An Essay on the Principle of Commercial Exchanges,
and more particularly of the exchange between Great Britain and Ireland: with an inquiry into the practical effects of the bank restrictions.London: for J. Hatchard, 1804 Stock Code: 144913
The Bank of England's copyFirst edition of the most ambitious contemporary response to the Irish Report of 1804, a significant precursor of the more famous Bullion Report of 1810; with a superb provenance, from the library of the Bank of England, the front cover lettered in gilt with their ownership.
The Irish Report pointed to the unfavourable exchange between London and Dublin caused by excessive issue of notes by the Bank of Ireland and their consequent depreciation, that issue being no longer related to the gold standard. Foster, a young Irish barrister, emphasized "certain sound principles: an unfavourable balance of trade cannot explain a continuous unfavourable exchange; an excessive issue of currency is comparable to a debased or seigniorage-charged currency; a metallic currency can never remain excessive, by reason of efflux; an inconvertible paper currency is likely to become excessive; sound discounting of commercial paper is no adequate precaution against over-issue; a premium on gold, a discount on paper, and a continuous unfavourable exchange are infallible symptoms of an excessive and therefore a depreciated currency" (Hollander).
Octavo (207 x 127 mm). Contemporary sprinkled calf, rebacked in sheep preserving earlier red morocco title label, green morocco shelf label, "Bank of England" lettered in gilt to the front cover, green cloth hinge supports.
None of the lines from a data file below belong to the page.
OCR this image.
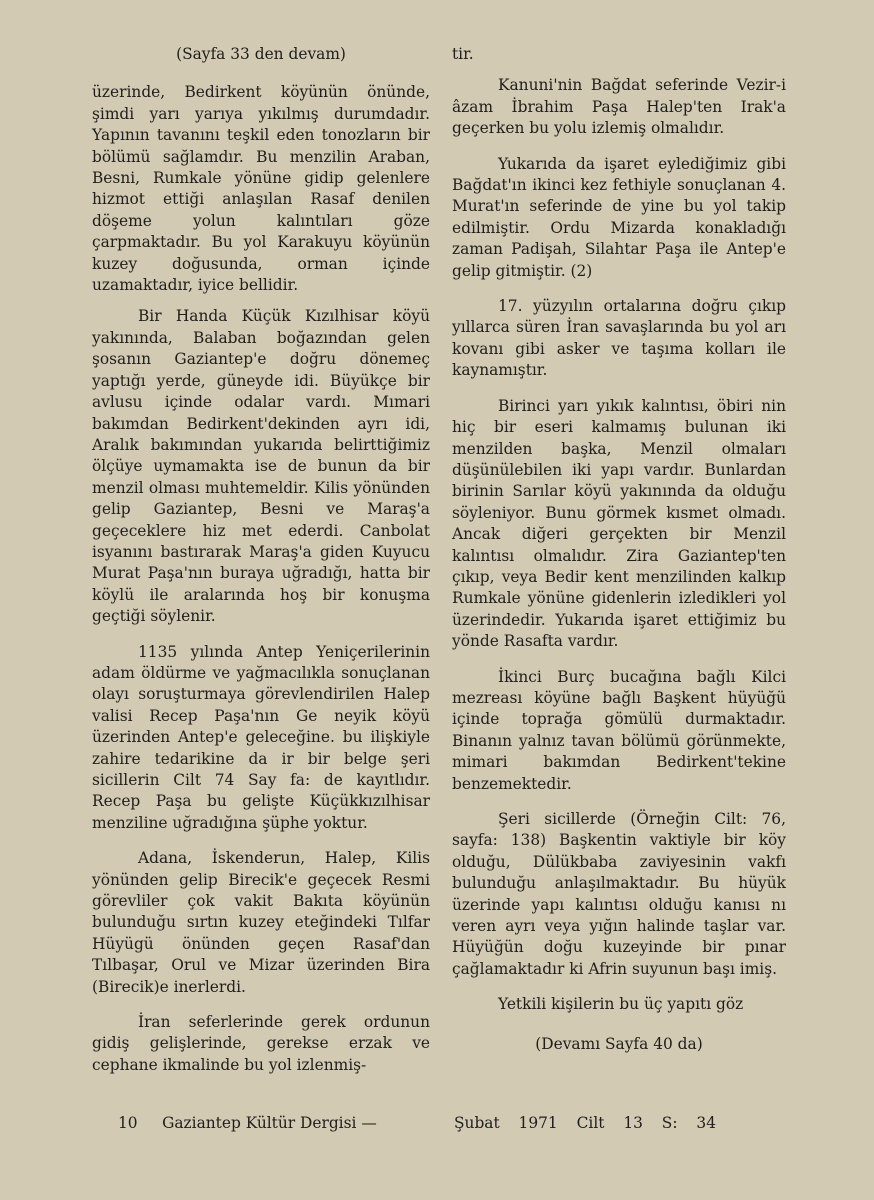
(Sayfa 33 den devam)

üzerinde, Bedirkent köyünün önünde, şimdi yarı yarıya yıkılmış durumdadır. Yapının tavanını teşkil eden tonozların bir bölümü sağlamdır. Bu menzilin Araban, Besni, Rumkale yönüne gidip gelenlere hizmot ettiği anlaşılan Rasaf denilen döşeme yolun kalıntıları göze çarpmaktadır. Bu yol Karakuyu köyünün kuzey doğusunda, orman içinde uzamaktadır, iyice bellidir.

Bir Handa Küçük Kızılhisar köyü yakınında, Balaban boğazından gelen şosanın Gaziantep'e doğru dönemeç yaptığı yerde, güneyde idi. Büyükçe bir avlusu içinde odalar vardı. Mımari bakımdan Bedirkent'dekinden ayrı idi, Aralık bakımından yukarıda belirttiğimiz ölçüye uymamakta ise de bunun da bir menzil olması muhtemeldir. Kilis yönünden gelip Gaziantep, Besni ve Maraş'a geçeceklere hiz met ederdi. Canbolat isyanını bastırarak Maraş'a giden Kuyucu Murat Paşa'nın buraya uğradığı, hatta bir köylü ile aralarında hoş bir konuşma geçtiği söylenir.

1135 yılında Antep Yeniçerilerinin adam öldürme ve yağmacılıkla sonuçlanan olayı soruşturmaya görevlendirilen Halep valisi Recep Paşa'nın Ge neyik köyü üzerinden Antep'e geleceğine. bu ilişkiyle zahire tedarikine da ir bir belge şeri sicillerin Cilt 74 Say fa: de kayıtlıdır. Recep Paşa bu gelişte Küçükkızılhisar menziline uğradığına şüphe yoktur.

Adana, İskenderun, Halep, Kilis yönünden gelip Birecik'e geçecek Resmi görevliler çok vakit Bakıta köyünün bulunduğu sırtın kuzey eteğindeki Tılfar Hüyügü önünden geçen Rasaf'dan Tılbaşar, Orul ve Mizar üzerinden Bira (Birecik)e inerlerdi.

İran seferlerinde gerek ordunun gidiş gelişlerinde, gerekse erzak ve cephane ikmalinde bu yol izlenmiş-

tir.

Kanuni'nin Bağdat seferinde Vezir-i âzam İbrahim Paşa Halep'ten Irak'a geçerken bu yolu izlemiş olmalıdır.

Yukarıda da işaret eylediğimiz gibi Bağdat'ın ikinci kez fethiyle sonuçlanan 4. Murat'ın seferinde de yine bu yol takip edilmiştir. Ordu Mizarda konakladığı zaman Padişah, Silahtar Paşa ile Antep'e gelip gitmiştir. (2)

17. yüzyılın ortalarına doğru çıkıp yıllarca süren İran savaşlarında bu yol arı kovanı gibi asker ve taşıma kolları ile kaynamıştır.

Birinci yarı yıkık kalıntısı, öbiri nin hiç bir eseri kalmamış bulunan iki menzilden başka, Menzil olmaları düşünülebilen iki yapı vardır. Bunlardan birinin Sarılar köyü yakınında da olduğu söyleniyor. Bunu görmek kısmet olmadı. Ancak diğeri gerçekten bir Menzil kalıntısı olmalıdır. Zira Gaziantep'ten çıkıp, veya Bedir kent menzilinden kalkıp Rumkale yönüne gidenlerin izledikleri yol üzerindedir. Yukarıda işaret ettiğimiz bu yönde Rasafta vardır.

İkinci Burç bucağına bağlı Kilci mezreası köyüne bağlı Başkent hüyüğü içinde toprağa gömülü durmaktadır. Binanın yalnız tavan bölümü görünmekte, mimari bakımdan Bedirkent'tekine benzemektedir.

Şeri sicillerde (Örneğin Cilt: 76, sayfa: 138) Başkentin vaktiyle bir köy olduğu, Dülükbaba zaviyesinin vakfı bulunduğu anlaşılmaktadır. Bu hüyük üzerinde yapı kalıntısı olduğu kanısı nı veren ayrı veya yığın halinde taşlar var. Hüyüğün doğu kuzeyinde bir pınar çağlamaktadır ki Afrin suyunun başı imiş.

Yetkili kişilerin bu üç yapıtı göz

(Devamı Sayfa 40 da)
10 Gaziantep Kültür Dergisi —	Şubat 1971 Cilt 13 S: 34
Folding letterpress table.
Subsequently in the library of the Midlands Bank Limited, with their stamp to front free endpaper and shelfmarkings to pastedown. Bound without half-title, errata slip mounted to p. viii. Light wear and rubbing at extremities, some foxing, minor pencilled markings. A very good copy.
Kress B.4801; Goldsmiths' 18882. See Jacob H. Hollander, "The development of the theory of money from Adam Smith to David Ricardo", Quarterly Journal of Economics, v. 25, 1910-11, pp. 429-70.